Wang et al[19] also incorporated TB into a prediction model, which has rarely been addressed in previous studies. TB is a morphological phenomenon of diffuse mucous infiltrative growth, characterized by the presence of isolated cells or clusters of tumor cells (up to 5 cells) scattered in the stroma at a variable distance from the invasive front of the tumor[22]. These cells detach from the tumor mass and migrate into the adjacent stroma, representing the first step toward invasive growth followed by metastasis. The presence of TB is commonly associated with a more aggressive cancer phenotype and is correlated with LNM, recurrence, and distant metastasis and thus poor survival. One hypothesis suggests that TB mimics epithelialmesenchymal transition, a process in which cells change from an epithelial phenotype expressing E-calmodulin and cytokeratin to a mesenchymal phenotype expressing vimentin and N-cadherin[23]. When cancer cells acquire a mesenchymal phenotype, cell polarity and intercellular adhesion are lost, leading to invasion and metastasis[24]. However, there are also hypotheses that the mechanism of TB is not related to epithelialmesenchymal transition[25,26]. Although underlying the mechanism is unclear, TB can be identified as a histopathological predictor of LNM or poor prognosis in gastrointestinal carcinoma including esophageal adenocarcinoma, ESCC, lung squamous cell carcinoma, and cervical cancer[27]. However, only a few studies have focused on TB and its importance in the prognosis of ESCC. There is no gold standard for determining the threshold value of TB in patients with SESCC.

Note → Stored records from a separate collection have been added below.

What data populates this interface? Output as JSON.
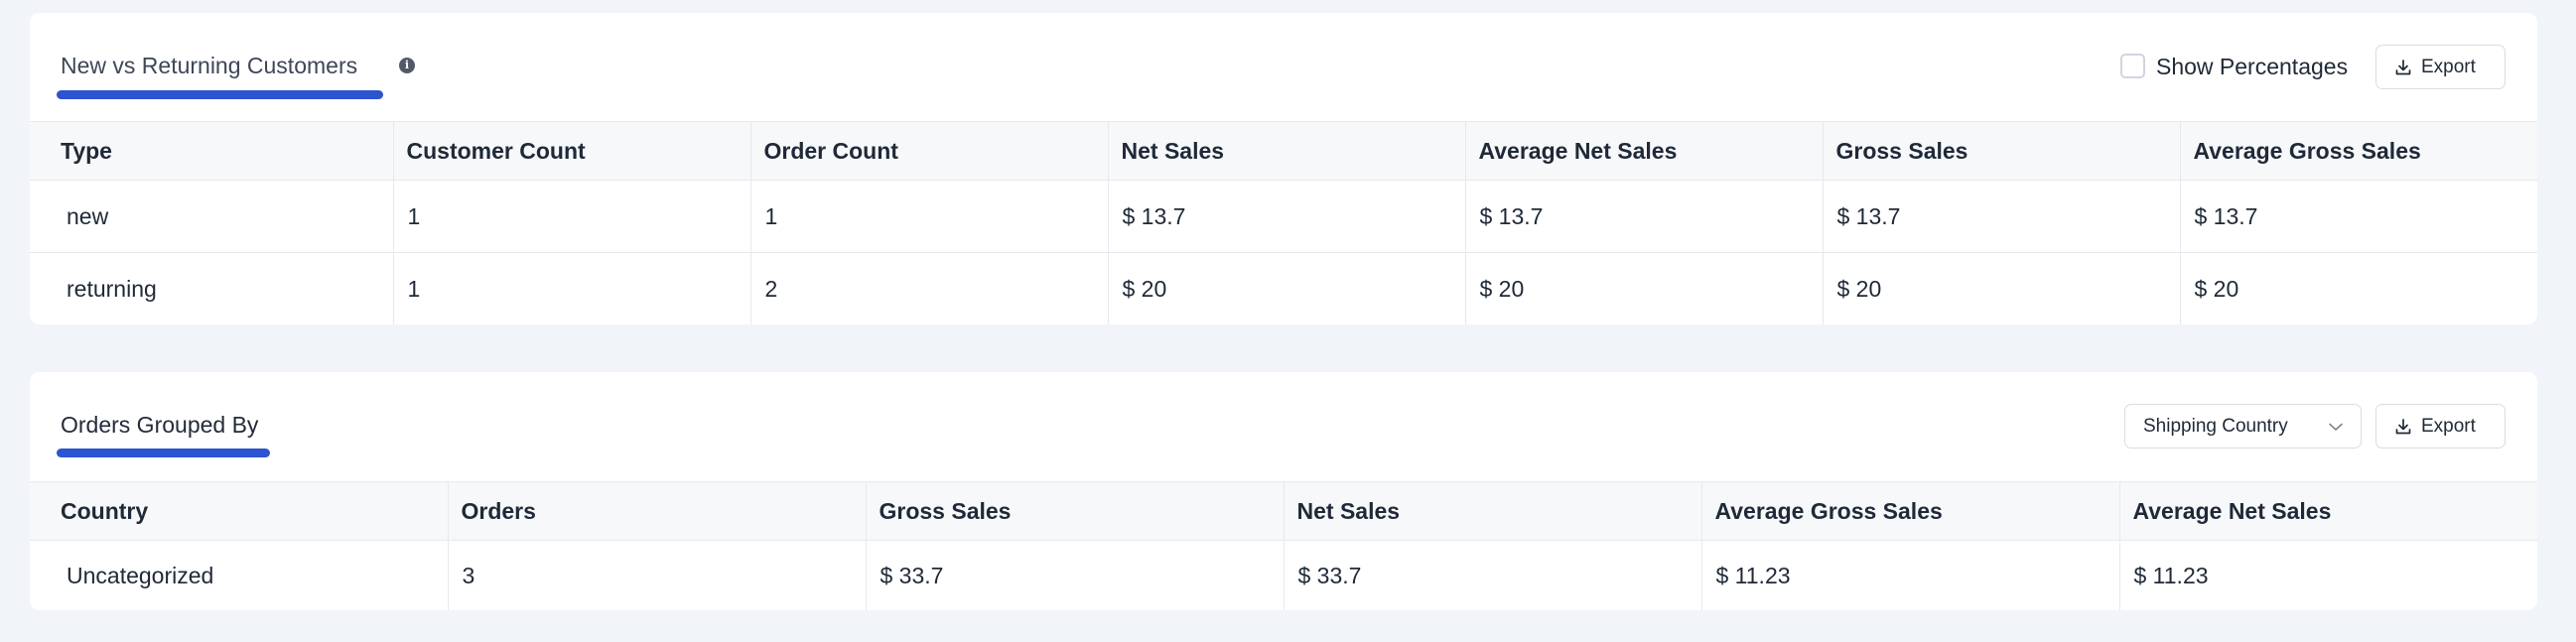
{
  "customers_card": {
    "title": "New vs Returning Customers",
    "info_icon": "info-icon",
    "show_percentages_label": "Show Percentages",
    "show_percentages_checked": false,
    "export_label": "Export",
    "columns": [
      "Type",
      "Customer Count",
      "Order Count",
      "Net Sales",
      "Average Net Sales",
      "Gross Sales",
      "Average Gross Sales"
    ],
    "rows": [
      [
        "new",
        "1",
        "1",
        "$ 13.7",
        "$ 13.7",
        "$ 13.7",
        "$ 13.7"
      ],
      [
        "returning",
        "1",
        "2",
        "$ 20",
        "$ 20",
        "$ 20",
        "$ 20"
      ]
    ]
  },
  "orders_card": {
    "title": "Orders Grouped By",
    "group_by_selected": "Shipping Country",
    "export_label": "Export",
    "columns": [
      "Country",
      "Orders",
      "Gross Sales",
      "Net Sales",
      "Average Gross Sales",
      "Average Net Sales"
    ],
    "rows": [
      [
        "Uncategorized",
        "3",
        "$ 33.7",
        "$ 33.7",
        "$ 11.23",
        "$ 11.23"
      ]
    ]
  },
  "colors": {
    "accent": "#2c53d0",
    "page_background": "#f1f4f9",
    "header_row": "#f7f8fa"
  }
}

In the study by Mitobe et al[28], univariate analysis showed that TB in SESCC was significantly associated with LNM. However, this study failed to show that TB was an independent risk factor for LNM. Min et al[20] reported that the presence of TB had borderline importance for LNM prediction. Fuchinoue et al[29] showed that the cutoff values for high-grade TB evaluated using hematoxylin-eosin (HE) staining or immunohistochemistry (IHC) were 2 and 11, respectively. High-grade TB, as evaluated using HE staining (P = 0.007) and IHC (P ≤ 0.001), was significantly correlated with LNM. For tumors with pT1a-MM to pT1b-SM1, high-grade TB evaluated using IHC was correlated with LNM (P = 0.050). Li et al[30] found that TB according to a three-tiered grading system (low-TB, 0-4; middle-TB, 5-15; high-TB, ≥ 16) was an excellent prognostic indicator for LNM and survival based on IHC staining using a 20 × objective lens. Wang et al[19] categorized TB into three types based on HE staining: No budding, low-grade TB (1 to 4 budding foci at a 20 × objective lens), and high-grade TB (≥ 5 budding foci at a 20 × objective lens). The study showed that high-grade TB (OR: 3.905, 95%CI: 1.387-10.995) was positively correlated with LNM risk in SESCC patients. Furthermore, unlike previous studies, multifactorial regression analysis in this study showed that TB was an independent risk factor for LNM, helping to promote the use of tumor outgrowth in SESCC pathology diagnosis and advance its inclusion in routine pathology reporting.

CONCLUSION

In summary, ER is known to be a routine treatment for SESCC, and considering the impact of LNM on patient prognosis, it is crucial to explore the predictors of LNM before ER in patients with SESCC. In addition, in patients with ER-treated SESCC, medical practitioners must assess the risk of LNM and thus the need for further esophagectomy based on post-ER pathological diagnosis. As a result, a practical decision-making tool built on multifactor analysis for assessing LNM risk is essential.